Sometimes the best way to learn how the brain works is to watch what happens when it goes awry. When one part—a clump of neurons or a brain-building gene—doesn’t do what it is supposed to, the brain may fail in an illuminating way. Its failure may even expose some of the hidden foundations of the mind.
Neuroscientists have recently become fascinated with a particularly telling pair of rare brain disorders. One was identified in 1965 by English physician Harry Angelman, who was struck by the faces of three children he treated. These children were always smiling and often laughing. This disorder, now known as Angelman syndrome, affects around 1 in 20,000 children. Along with the smiles and laughs come other symptoms, some of which overlap those of severe autism. Many children with Angelman syndrome never learn to speak or read. They also keep their bodies in motion, often flapping their hands. When they nurse they suckle desperately, thrusting out their tongue.
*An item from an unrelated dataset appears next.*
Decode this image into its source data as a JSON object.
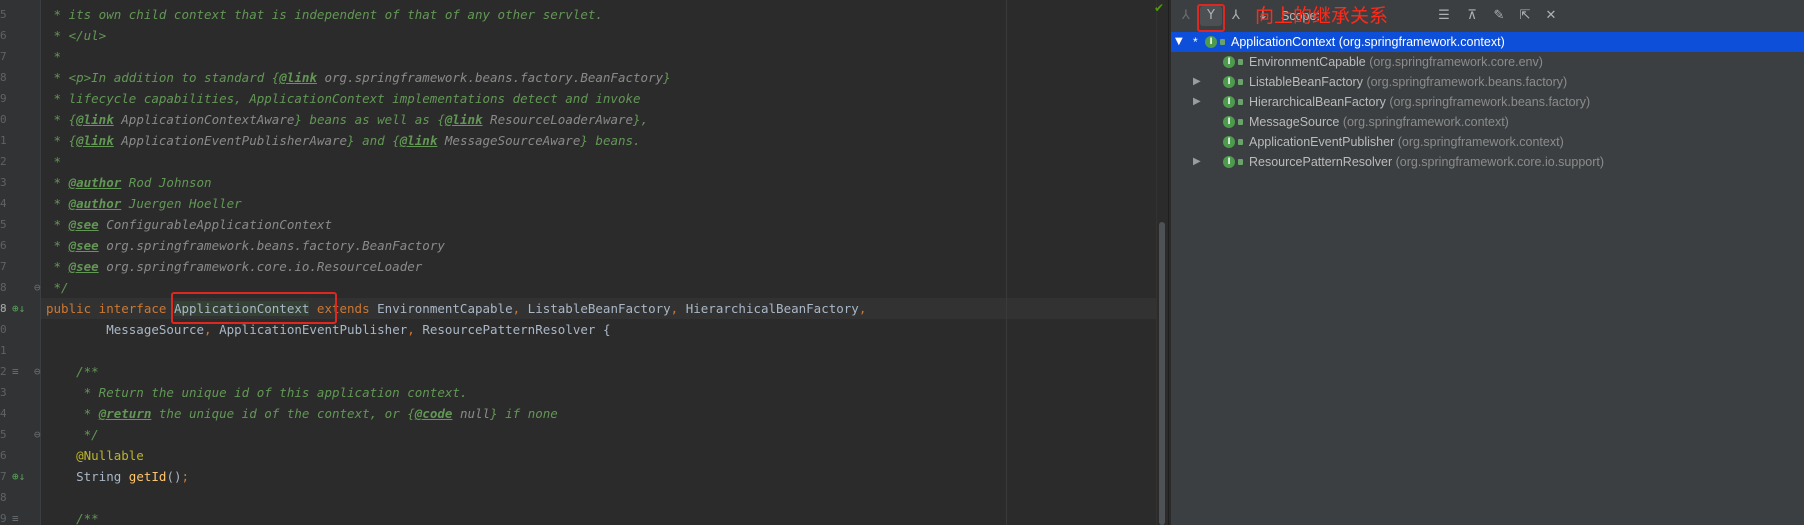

Another similarly rare condition, called Prader-Willi syndrome, produces a different set of symptoms. Babies with Prader-Willi nurse very little—so little that they often have to be tube fed. However, once Prader-Willi children get to be a few years old, they develop an insatiable appetite. They will try to get around any obstacle put between them and food. Their fierce hunger is driven by a malfunctioning hypothalamus, a region deep in the brain that governs hunger and growth. Instead of autism, many people with Prader-Willi syndrome develop schizophrenia by adulthood, hearing voices and generating paranoid delusions.